No, you can write stories that make things come out in neat packages, but life is not like that. You fall in love and raise a family, but also get into horrible car-crashes and get cancer and die in real life, like Diana Wynne Jones did. And maybe you can make a neat, balanced package even out of that. Maybe your dreams will help you make sense, forget what you need to forget just to stay sane, create a narrative that lets you get on with what you need to. But if we're honest, the kinds of stories that deal with dreams don't end neatly in life itself: the neatness is window-dressing.

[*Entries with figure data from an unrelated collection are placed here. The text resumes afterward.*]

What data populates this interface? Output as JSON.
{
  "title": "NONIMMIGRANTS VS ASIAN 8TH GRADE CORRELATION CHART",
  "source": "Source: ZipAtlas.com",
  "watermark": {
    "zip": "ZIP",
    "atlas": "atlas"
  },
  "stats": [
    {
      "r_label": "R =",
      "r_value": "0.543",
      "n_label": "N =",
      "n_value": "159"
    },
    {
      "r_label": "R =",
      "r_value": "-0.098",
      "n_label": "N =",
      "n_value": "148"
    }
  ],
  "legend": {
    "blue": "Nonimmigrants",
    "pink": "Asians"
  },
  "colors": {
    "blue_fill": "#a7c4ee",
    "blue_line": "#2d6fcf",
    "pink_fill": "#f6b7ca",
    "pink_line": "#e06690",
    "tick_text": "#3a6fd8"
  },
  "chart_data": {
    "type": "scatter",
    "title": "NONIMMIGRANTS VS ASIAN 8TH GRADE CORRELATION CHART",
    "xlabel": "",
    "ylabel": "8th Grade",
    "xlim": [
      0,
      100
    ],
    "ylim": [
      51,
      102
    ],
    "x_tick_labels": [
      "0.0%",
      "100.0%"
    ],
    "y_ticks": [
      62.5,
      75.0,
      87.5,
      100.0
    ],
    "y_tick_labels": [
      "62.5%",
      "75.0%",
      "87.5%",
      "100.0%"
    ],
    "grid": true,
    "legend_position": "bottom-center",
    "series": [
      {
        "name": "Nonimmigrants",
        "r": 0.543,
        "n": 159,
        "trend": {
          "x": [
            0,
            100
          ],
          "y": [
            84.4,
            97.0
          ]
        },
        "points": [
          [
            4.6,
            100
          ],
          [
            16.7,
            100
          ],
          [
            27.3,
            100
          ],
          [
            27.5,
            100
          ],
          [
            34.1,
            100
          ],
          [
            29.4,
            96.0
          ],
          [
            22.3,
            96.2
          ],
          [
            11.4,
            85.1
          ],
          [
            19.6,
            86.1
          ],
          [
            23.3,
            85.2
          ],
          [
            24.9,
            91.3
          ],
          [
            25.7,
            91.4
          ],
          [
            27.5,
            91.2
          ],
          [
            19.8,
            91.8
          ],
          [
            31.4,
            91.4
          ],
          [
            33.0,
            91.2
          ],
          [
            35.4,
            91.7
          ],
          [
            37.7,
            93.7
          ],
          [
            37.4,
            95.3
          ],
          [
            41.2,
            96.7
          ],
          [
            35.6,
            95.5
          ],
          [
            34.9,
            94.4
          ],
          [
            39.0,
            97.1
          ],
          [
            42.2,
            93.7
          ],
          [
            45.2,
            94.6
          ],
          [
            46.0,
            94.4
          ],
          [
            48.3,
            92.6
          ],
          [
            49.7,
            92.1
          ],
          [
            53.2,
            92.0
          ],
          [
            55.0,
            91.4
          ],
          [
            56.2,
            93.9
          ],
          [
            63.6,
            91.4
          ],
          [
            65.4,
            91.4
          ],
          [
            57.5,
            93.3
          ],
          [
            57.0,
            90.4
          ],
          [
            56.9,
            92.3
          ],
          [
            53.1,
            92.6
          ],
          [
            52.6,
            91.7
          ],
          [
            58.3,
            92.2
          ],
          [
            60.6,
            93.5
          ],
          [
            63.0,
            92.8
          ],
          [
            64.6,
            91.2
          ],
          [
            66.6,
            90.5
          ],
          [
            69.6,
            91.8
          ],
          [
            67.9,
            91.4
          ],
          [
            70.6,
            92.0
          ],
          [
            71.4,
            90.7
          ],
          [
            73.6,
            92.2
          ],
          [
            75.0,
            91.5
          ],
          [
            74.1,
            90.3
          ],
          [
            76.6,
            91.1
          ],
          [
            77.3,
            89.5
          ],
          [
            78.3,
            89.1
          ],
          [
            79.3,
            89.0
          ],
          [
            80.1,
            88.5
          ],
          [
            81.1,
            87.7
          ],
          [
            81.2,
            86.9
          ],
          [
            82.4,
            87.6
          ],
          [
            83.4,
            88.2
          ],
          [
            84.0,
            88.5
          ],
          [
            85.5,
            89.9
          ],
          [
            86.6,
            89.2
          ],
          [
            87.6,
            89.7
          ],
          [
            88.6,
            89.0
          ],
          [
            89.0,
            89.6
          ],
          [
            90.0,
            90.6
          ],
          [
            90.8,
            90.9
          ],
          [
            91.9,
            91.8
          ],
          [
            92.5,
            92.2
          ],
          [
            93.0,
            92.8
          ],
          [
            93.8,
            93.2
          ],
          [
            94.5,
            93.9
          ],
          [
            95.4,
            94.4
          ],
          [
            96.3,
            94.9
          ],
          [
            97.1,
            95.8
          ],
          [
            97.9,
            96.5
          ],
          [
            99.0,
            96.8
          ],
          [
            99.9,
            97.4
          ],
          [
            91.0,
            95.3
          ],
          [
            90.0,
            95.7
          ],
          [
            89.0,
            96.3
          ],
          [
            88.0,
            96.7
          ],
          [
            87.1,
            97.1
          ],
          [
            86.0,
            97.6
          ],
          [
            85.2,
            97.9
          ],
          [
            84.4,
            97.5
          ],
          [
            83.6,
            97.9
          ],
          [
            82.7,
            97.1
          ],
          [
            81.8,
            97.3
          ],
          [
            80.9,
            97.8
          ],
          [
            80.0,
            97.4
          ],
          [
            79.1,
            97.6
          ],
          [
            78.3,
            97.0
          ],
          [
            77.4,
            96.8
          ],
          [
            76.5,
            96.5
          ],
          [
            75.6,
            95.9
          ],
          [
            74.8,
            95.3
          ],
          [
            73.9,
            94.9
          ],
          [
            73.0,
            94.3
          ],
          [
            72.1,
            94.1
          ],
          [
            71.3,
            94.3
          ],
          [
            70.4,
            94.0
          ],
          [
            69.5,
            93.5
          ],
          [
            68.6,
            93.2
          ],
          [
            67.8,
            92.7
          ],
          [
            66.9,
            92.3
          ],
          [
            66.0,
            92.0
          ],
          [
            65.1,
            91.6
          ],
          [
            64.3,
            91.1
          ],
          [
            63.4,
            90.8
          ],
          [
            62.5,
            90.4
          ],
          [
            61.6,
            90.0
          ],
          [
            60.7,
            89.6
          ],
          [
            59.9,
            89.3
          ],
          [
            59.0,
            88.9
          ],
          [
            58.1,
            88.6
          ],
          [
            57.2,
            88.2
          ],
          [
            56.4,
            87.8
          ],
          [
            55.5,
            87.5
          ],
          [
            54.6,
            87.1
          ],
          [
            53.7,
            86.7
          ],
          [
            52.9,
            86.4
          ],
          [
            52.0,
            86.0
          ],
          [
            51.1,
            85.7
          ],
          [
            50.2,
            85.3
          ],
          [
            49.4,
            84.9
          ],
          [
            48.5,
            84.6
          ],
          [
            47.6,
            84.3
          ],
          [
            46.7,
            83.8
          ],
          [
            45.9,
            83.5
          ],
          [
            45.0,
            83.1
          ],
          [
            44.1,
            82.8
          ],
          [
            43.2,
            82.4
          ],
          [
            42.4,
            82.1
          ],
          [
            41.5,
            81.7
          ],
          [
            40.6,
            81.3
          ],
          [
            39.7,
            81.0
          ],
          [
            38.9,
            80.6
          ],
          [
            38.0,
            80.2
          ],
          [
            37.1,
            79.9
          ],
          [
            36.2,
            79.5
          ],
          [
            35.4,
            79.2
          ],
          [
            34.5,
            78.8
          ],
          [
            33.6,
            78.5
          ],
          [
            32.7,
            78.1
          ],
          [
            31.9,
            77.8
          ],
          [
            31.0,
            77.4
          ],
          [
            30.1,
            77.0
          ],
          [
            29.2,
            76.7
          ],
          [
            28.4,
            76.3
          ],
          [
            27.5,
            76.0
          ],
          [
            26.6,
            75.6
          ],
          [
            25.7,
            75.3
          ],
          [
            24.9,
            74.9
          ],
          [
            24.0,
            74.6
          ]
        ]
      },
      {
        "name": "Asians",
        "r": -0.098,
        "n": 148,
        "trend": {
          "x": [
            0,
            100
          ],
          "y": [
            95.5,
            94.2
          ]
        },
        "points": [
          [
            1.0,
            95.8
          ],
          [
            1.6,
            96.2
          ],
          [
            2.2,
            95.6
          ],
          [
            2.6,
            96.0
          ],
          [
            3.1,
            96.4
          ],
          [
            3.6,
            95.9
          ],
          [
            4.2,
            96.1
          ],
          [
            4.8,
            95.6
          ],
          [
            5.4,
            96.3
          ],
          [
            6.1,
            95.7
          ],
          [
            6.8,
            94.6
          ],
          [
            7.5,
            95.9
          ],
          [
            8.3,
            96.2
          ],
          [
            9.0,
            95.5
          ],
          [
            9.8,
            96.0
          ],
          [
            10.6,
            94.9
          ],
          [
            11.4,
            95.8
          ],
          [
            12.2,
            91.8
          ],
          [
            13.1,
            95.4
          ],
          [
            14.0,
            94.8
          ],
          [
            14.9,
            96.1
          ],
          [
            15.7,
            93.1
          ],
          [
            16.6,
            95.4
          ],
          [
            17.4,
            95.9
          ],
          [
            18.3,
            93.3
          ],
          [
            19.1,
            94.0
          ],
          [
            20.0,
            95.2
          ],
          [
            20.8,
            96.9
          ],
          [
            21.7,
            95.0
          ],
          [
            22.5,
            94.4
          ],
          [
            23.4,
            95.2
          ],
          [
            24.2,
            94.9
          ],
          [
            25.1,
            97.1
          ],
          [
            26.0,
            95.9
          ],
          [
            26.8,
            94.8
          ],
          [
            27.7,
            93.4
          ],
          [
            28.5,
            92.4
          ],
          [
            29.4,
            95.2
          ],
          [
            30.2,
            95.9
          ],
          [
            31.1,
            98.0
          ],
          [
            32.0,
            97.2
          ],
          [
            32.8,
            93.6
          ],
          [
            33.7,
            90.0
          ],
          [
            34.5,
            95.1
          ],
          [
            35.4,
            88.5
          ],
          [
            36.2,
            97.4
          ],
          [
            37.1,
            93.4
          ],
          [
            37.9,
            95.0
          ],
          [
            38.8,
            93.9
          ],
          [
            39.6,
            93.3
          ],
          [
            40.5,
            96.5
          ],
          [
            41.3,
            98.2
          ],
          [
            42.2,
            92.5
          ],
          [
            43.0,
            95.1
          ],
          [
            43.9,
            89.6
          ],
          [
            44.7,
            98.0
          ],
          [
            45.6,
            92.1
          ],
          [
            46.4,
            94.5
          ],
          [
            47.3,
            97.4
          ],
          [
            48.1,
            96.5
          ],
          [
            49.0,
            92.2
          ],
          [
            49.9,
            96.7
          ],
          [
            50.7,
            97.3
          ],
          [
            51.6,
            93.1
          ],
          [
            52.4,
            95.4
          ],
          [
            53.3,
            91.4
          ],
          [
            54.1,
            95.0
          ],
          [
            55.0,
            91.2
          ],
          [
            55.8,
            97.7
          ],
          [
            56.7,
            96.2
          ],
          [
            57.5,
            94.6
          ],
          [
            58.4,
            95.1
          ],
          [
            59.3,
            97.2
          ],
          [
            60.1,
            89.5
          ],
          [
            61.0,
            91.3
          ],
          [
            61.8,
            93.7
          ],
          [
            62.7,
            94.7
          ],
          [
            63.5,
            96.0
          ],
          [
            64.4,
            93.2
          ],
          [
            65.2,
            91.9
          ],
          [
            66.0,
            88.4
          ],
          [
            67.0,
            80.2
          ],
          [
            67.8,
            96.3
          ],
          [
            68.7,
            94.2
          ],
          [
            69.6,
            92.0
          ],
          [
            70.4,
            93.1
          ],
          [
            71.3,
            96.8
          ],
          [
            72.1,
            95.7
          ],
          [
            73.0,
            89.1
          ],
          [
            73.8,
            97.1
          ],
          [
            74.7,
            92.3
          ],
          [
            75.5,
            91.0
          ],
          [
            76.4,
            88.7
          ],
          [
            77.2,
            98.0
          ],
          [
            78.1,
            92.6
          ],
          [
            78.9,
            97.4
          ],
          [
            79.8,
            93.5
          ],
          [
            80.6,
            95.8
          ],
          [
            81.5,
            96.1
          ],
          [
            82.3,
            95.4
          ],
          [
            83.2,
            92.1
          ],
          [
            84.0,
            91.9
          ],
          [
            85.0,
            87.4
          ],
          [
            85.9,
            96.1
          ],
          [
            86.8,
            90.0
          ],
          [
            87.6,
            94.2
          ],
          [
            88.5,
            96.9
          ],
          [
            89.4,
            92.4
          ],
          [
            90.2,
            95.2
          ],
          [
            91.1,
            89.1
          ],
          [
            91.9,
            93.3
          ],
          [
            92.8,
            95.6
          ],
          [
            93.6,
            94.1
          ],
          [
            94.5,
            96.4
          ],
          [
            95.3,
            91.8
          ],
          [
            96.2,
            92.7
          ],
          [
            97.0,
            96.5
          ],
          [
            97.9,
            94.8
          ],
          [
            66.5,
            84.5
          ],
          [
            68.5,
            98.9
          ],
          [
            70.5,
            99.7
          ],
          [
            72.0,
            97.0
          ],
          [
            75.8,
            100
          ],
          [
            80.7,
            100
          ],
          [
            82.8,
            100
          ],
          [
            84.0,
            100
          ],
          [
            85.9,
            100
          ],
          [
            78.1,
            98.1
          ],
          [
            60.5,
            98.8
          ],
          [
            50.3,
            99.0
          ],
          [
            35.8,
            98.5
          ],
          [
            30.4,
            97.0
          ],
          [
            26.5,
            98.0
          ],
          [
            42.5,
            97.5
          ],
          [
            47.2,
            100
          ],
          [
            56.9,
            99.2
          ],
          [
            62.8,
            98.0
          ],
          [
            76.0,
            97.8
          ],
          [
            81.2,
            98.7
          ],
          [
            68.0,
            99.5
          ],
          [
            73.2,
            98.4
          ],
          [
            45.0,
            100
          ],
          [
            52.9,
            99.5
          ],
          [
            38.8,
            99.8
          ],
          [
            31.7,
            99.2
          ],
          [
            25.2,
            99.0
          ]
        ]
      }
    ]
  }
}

Life in and of itself doesn't make sense. Once upon a time I dreamed it did. It's not a coherent plot, and improbable things keep happening at inappropriate times. It's too much, and so we tell stories, to make it make sense. Those come out of us, a part of us that wants life to be fair, that wants to believe in karma and justice and balance. And there is balance in the universe, but not the balance of a judge weighing souls with certified scales. It's the balance of: here's where all the chaotic whirl of the universe has settled for now, every atom doing what it does because that's what atoms do. Plants creating out oxygen, animals breathing out carbon dioxide. Cold breathing out of the arctic, heat breathing out of the tropics. People waking up in the morning and seeing sense and nonsense whirling around them, then going to sleep at night and dreaming dreams.

Thank you, Diana Wynne Jones, for all the marvelous, maddening chaos in your books. Thank you for being alive. And thank you for the visit last night. It didn't end with a neat answer, like your books often went to convoluted ends to achieve. And that's OK. I think maybe that's what you came back to tell me.

I get by with a little help from my friends.